Agrinsieme Puglia lancia l’allarme: la crisi che sta vivendo il settore vitivinicolo pugliese è piuttosto acuta e, c’è bisogno di misure eccezionali ed urgenti. La causa maggiore è data dalle ingenti giacenze di vino nelle cantine, soprattutto nelle cooperative, della regione. Per questo, il coordinamento che raggruppa Cia, Confagricoltura, Legacoop, Confcooperative, Agci (denominato Agrinsieme Puglia), ha chiesto all’assessore regionale alle Risorse agroalimentari, Fabrizio Nardoni, un incontro urgente per affrontare la situazione con misure eccezionali attraverso l’utilizzo di tutte quelle risorse che l’OCM (Organizzazione Comune di Mercato) Vitivinicola non ha speso fino ad ora, ed individuando risorse nazionali per una distillazione di crisi che consenta di togliere dal mercato i quantitativi invenduti di vino giacenti presso le cantine.

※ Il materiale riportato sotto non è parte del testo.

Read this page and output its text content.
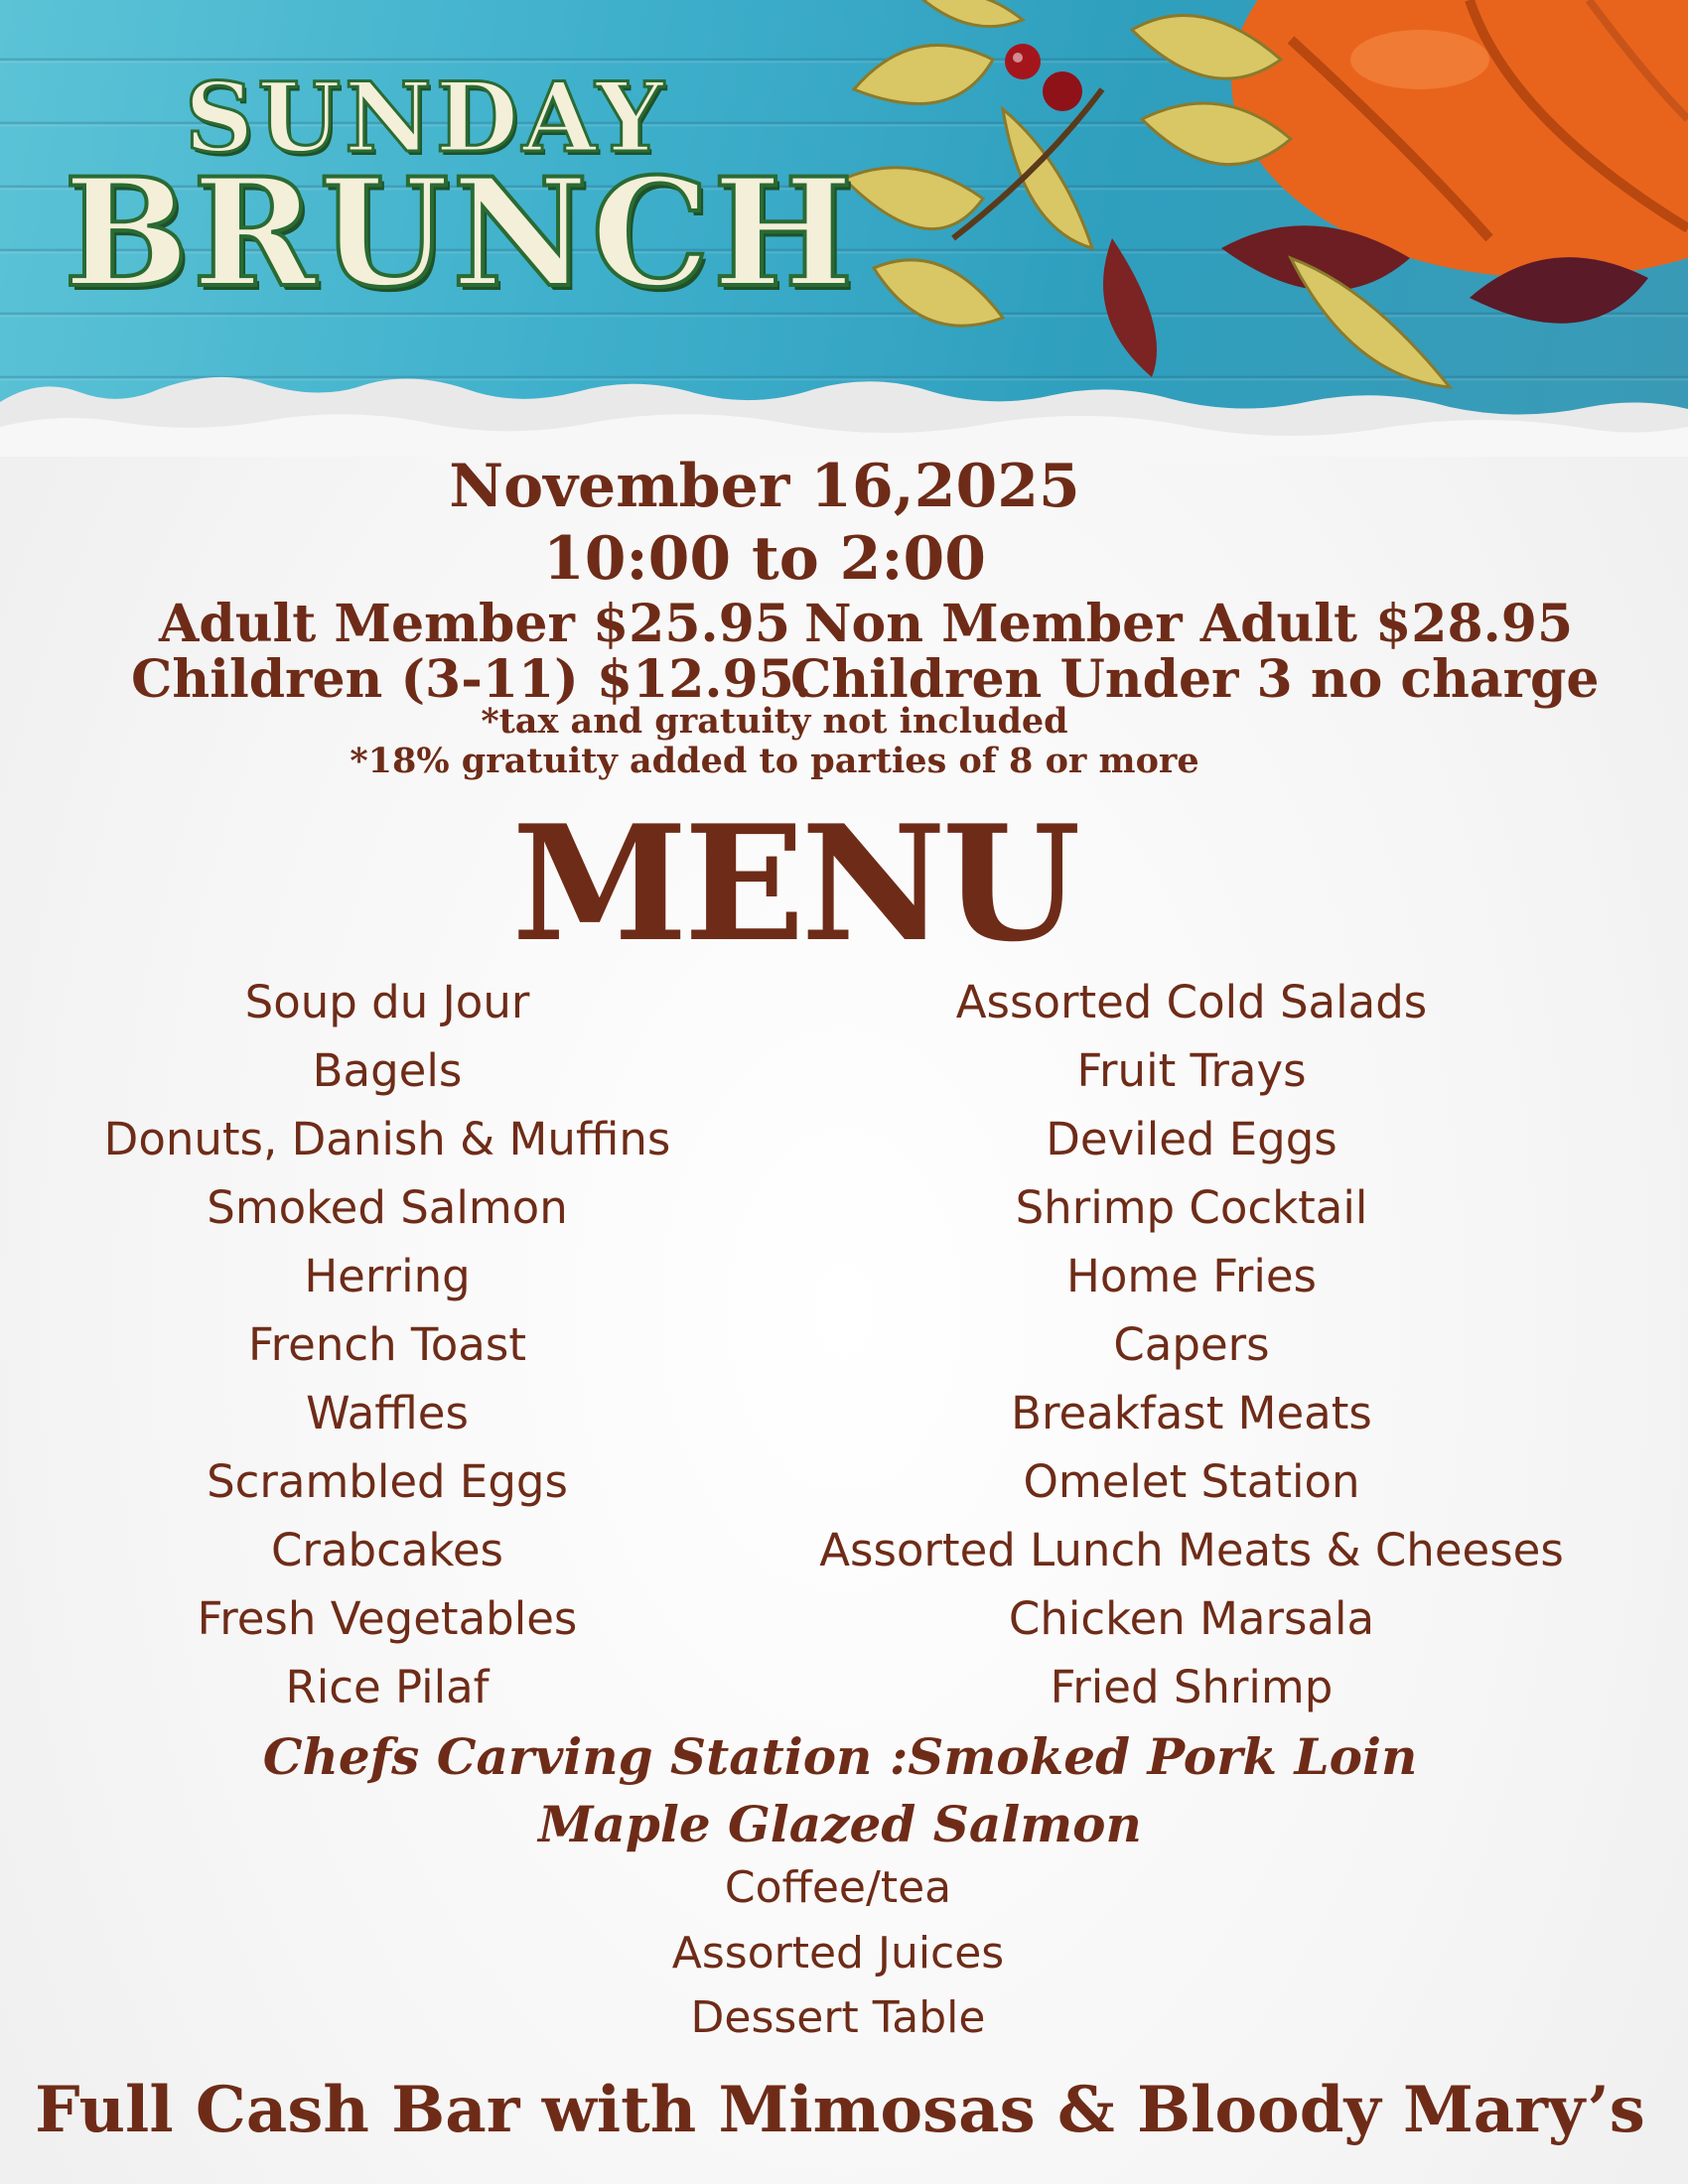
SUNDAY
BRUNCH
November 16,2025
10:00 to 2:00
Adult Member $25.95 Non Member Adult $28.95
Children (3-11) $12.95.
Children Under 3 no charge
*tax and gratuity not included
*18% gratuity added to parties of 8 or more
MENU
Soup du Jour
Bagels
Donuts, Danish & Muffins
Smoked Salmon
Herring
French Toast
Waffles
Scrambled Eggs
Crabcakes
Fresh Vegetables
Rice Pilaf
Assorted Cold Salads
Fruit Trays
Deviled Eggs
Shrimp Cocktail
Home Fries
Capers
Breakfast Meats
Omelet Station
Assorted Lunch Meats & Cheeses
Chicken Marsala
Fried Shrimp
Chefs Carving Station :Smoked Pork Loin
Maple Glazed Salmon
Coffee/tea
Assorted Juices
Dessert Table
Full Cash Bar with Mimosas & Bloody Mary’s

“Bisogna far fronte a questa situazione di crisi del mercato con misure straordinarie. – si legge nel comunicato di Agrinsieme Puglia – Le cause di questa crisi stanno nelle mancate scelte della Regione Puglia, come il mancato utilizzo di tutti gli strumenti per ridurre i quantitativi di uva sul mercato, e in particolare la mancata concessione della autorizzazione al cosiddetto ‘arricchimento’, una misura prevista dalla normativa vigente proprio per affrontare situazioni eccezionali come quella della ultima campagna vitivinicola. Una campagna nel corso della quale si sono avute uve con basso grado zuccherino. E le misure non riguardano solo la campagna vitivinicola che si sta concludendo, ma anche e soprattutto per la prossima campagna, perché le giacenze in corso non consentiranno, durante la prossima vendemmia, di incamerare le uve che saranno raccolte tra qualche mese”.